Jie Zhang(Fudan University)
Title: Data Driven dynamic brain network analysis and the underlying mechanisms
Dr. Jie Zhang received Ph.D. degree from Hong Kong Polytechnic University in 2008, and is currently a Professor with the Institute of Science and Technology for Brain-inspired Intelligence (ISTBI) in Fudan University. He has won the "Hong Kong Young Scientists Award" nomination award, and is a honorary member of "System Modeling Analysis and Prediction" laboratory of the University of Oxford. His research interests include dynamic brain networks and chaotic time series analysis. He has published more than 50 SCI papers in journals including PNAS, PRL, Brain, and Cerebral Cortex. 2 of his papers are ESI top-1% highly-cited papers. One of his paper published in Brain 2006 on dynamic brain networks was selected as a cover paper, and Professor Dani Bassett, the 2014 MacArthur Prize winner in the United States, wrote a commentary for this paper in Brain.
Ling-Li Zeng(National University of Defense Technology)
Title: Pattern analysis of the brain connectome
Dr. Ling-Li Zeng received the B.Sc., M.Sc. and Ph.D. degrees from the National University of Defense Technology, China, in 2007, 2009, and 2014, respectively. From November 2012 to November 2013, he was a visiting Ph.D. student with the Harvard Medical School & Massachusetts General Hospital. He is currently an Associate Professor with the College of Mechatronics and Automation, National University of Defense Technology. He has authored 40 papers in journals, such as PNAS, Brain, Human Brain Mapping, etc. He is the recipient of the Outstanding Doctoral Dissertation Award of the Chinese Association for Artificial Intelligence (2015) and the Excellent Young Scholars Award of National Science Foundation of China (2017). His research interests include cognitive neuroscience, image processing, and pattern recognition in neuroimaging.
Hao Wang(University of Electronic Science and Technology of China)

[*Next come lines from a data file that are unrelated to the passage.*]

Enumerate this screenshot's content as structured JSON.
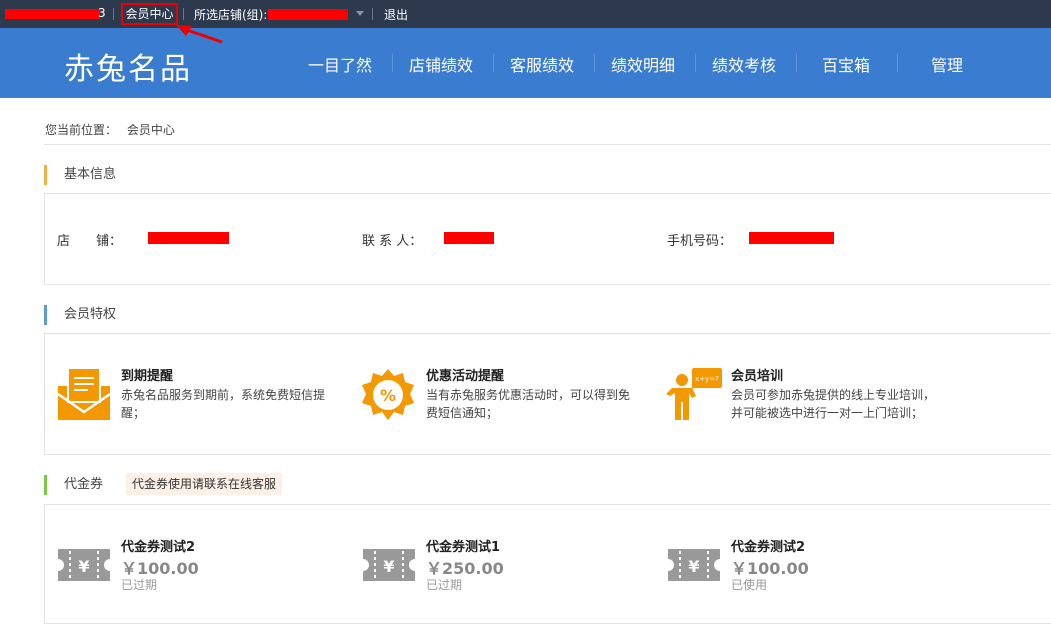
{
  "topbar": {
    "member_center": "会员中心",
    "store_label": "所选店铺(组):",
    "logout": "退出",
    "user_suffix": "3"
  },
  "nav": {
    "logo": "赤兔名品",
    "items": [
      "一目了然",
      "店铺绩效",
      "客服绩效",
      "绩效明细",
      "绩效考核",
      "百宝箱",
      "管理"
    ]
  },
  "breadcrumb": {
    "label": "您当前位置：",
    "current": "会员中心"
  },
  "basic_info": {
    "title": "基本信息",
    "store_label": "店　　铺：",
    "contact_label": "联 系 人：",
    "phone_label": "手机号码："
  },
  "privileges": {
    "title": "会员特权",
    "items": [
      {
        "title": "到期提醒",
        "desc": "赤兔名品服务到期前，系统免费短信提醒；",
        "icon": "envelope-icon"
      },
      {
        "title": "优惠活动提醒",
        "desc": "当有赤兔服务优惠活动时，可以得到免费短信通知；",
        "icon": "discount-badge-icon"
      },
      {
        "title": "会员培训",
        "desc": "会员可参加赤兔提供的线上专业培训，并可能被选中进行一对一上门培训；",
        "icon": "trainer-icon"
      }
    ]
  },
  "vouchers": {
    "title": "代金券",
    "note": "代金券使用请联系在线客服",
    "items": [
      {
        "name": "代金券测试2",
        "amount": "￥100.00",
        "status": "已过期"
      },
      {
        "name": "代金券测试1",
        "amount": "￥250.00",
        "status": "已过期"
      },
      {
        "name": "代金券测试2",
        "amount": "￥100.00",
        "status": "已使用"
      }
    ]
  },
  "colors": {
    "topbar_bg": "#2d3a4e",
    "nav_bg": "#3a7ccf",
    "accent_orange": "#f39800",
    "highlight_red": "#ee0000"
  }
}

Title: Higher-order organization of topological motifs in human brain networks
After receiving a Bachelor of science in applied psychology from Chengdu University, Hao Wang earned a Master's degree in Clinical Cognitive Neuroscience at the Center for Cognition and Brain Disorders of Hangzhou Normal University. He has won the National Scholarship twice (2011, 2016), Jing Hengyi President’s Scholarship (2016), Outstanding Graduate of Zhejiang Province (2017), and Ma Yun (Jack Ma) Youth Leader Award (2017). He has authored two papers published in journals Radiology and Brain and Behavior, respectively. Currently he is 1st year PhD student of University of Electronic Science and Technology of China, studying Complex Systems and Social Computing, mainly focuses on complex brain networks, network neuroscience, MRI data processing, and link prediction problem, under the guidance of Prof. Linyuan Lü.